One man resolutely aiming for Cheltenham is Sutton Veny's Milton Harris, whose Knight Salute notched a fifth consecutive victory in the Adonis Hurdle on Saturday last. This is a horse that keeps on improving, and the JCB Triumph Hurdle has long been a target.



The Triumph is a very different race to 20 years ago, and has not been well served by the introduction of the Fred Winter, a handicap infamously called a cheats' charter by now retired Jim Old, trainer of Collier Bay. Over those two decades, a one-time maximum field of 30 has shrunk to single figures, which has allowed class horses to prevail without encountering traffic problems, but which has also made the race less of a spectacle.

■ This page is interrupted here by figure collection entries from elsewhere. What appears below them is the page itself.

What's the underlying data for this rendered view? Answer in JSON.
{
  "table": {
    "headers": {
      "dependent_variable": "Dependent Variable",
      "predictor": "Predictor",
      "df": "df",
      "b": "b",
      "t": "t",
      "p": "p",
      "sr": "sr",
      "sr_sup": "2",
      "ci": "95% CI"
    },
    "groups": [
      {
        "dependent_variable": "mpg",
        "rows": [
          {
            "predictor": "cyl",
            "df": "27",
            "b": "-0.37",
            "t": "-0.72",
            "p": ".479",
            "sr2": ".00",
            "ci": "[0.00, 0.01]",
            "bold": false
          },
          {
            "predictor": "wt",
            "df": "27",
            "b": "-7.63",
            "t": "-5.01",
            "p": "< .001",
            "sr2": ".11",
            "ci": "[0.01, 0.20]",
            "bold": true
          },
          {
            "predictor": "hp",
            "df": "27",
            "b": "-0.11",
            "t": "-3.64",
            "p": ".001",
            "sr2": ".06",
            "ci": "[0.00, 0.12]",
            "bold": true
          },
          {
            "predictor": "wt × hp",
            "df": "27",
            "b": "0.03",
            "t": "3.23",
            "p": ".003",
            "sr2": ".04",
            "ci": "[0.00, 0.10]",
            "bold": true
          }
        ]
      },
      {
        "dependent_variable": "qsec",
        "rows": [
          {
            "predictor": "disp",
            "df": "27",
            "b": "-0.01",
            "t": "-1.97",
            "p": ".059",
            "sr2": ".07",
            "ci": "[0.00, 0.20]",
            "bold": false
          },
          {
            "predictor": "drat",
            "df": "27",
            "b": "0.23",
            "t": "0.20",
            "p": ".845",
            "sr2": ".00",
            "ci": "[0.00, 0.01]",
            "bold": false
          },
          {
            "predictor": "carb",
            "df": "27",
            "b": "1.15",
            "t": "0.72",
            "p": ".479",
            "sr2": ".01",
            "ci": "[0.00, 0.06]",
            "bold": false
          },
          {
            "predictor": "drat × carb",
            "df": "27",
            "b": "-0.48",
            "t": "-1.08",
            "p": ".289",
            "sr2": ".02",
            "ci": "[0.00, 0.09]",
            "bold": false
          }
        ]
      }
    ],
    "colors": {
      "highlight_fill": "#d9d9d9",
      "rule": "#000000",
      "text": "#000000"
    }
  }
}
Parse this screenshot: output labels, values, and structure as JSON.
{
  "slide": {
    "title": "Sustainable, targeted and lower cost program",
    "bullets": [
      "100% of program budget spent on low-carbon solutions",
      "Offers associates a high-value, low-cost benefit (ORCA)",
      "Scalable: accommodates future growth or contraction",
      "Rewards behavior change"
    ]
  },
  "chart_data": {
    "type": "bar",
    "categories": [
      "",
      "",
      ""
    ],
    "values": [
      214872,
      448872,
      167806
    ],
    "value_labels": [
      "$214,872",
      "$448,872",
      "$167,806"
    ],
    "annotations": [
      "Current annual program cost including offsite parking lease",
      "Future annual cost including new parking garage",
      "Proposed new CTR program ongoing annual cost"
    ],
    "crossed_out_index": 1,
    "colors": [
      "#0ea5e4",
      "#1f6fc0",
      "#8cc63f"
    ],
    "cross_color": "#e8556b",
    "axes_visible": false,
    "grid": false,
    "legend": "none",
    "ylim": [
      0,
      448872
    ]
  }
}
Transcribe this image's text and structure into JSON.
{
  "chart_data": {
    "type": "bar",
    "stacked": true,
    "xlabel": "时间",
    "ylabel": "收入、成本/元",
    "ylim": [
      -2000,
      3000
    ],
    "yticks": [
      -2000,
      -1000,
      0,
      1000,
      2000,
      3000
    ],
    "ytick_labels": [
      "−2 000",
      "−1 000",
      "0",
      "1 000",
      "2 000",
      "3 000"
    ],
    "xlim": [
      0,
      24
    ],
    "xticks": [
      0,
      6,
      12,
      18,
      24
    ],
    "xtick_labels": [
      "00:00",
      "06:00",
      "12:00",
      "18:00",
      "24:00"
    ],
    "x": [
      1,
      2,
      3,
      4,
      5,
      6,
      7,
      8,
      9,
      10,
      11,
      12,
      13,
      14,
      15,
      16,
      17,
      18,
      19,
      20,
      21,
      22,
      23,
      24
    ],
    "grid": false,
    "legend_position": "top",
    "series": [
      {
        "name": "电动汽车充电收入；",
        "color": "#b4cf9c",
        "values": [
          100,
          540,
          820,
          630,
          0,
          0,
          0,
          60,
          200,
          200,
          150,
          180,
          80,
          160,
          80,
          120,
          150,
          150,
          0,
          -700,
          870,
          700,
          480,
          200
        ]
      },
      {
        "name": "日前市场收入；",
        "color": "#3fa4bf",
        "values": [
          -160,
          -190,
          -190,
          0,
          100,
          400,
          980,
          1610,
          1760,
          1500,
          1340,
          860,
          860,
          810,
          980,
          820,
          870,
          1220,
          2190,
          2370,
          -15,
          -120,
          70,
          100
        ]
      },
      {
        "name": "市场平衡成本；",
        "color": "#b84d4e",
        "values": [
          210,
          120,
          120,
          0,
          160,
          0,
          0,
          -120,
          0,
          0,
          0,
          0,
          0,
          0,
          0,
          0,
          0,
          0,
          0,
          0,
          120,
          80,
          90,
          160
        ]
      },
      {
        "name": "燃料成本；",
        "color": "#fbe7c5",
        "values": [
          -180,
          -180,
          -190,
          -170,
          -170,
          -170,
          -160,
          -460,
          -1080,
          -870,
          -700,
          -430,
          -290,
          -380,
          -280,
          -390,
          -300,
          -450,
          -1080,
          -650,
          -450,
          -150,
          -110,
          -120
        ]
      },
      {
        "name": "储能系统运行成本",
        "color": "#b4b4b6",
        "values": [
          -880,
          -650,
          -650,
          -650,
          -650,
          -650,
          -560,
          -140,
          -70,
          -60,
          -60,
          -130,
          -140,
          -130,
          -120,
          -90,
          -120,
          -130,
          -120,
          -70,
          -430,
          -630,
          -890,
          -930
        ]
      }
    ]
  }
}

Red hot favourite is Vauban, trained at Closutton for Rich Ricci, a team which is no stranger to Cheltenham success. Also in the British camp is Porticello, winner of the Coral Juvenile Hurdle at Chepstow over Christmas, who showed his wellbeing by winning at Haydock last month for trainer Gary Moore. Knight Salute registers as a leading candidate at 12/1, and by dint of his largely unfashionable stable, the moniker of "plucky Brit".


The Foxhunter and Triumph Hurdle could hardly be two more different races. However, each is well regarded to produce a British - trained winner, in itself, a novelty by today's standards.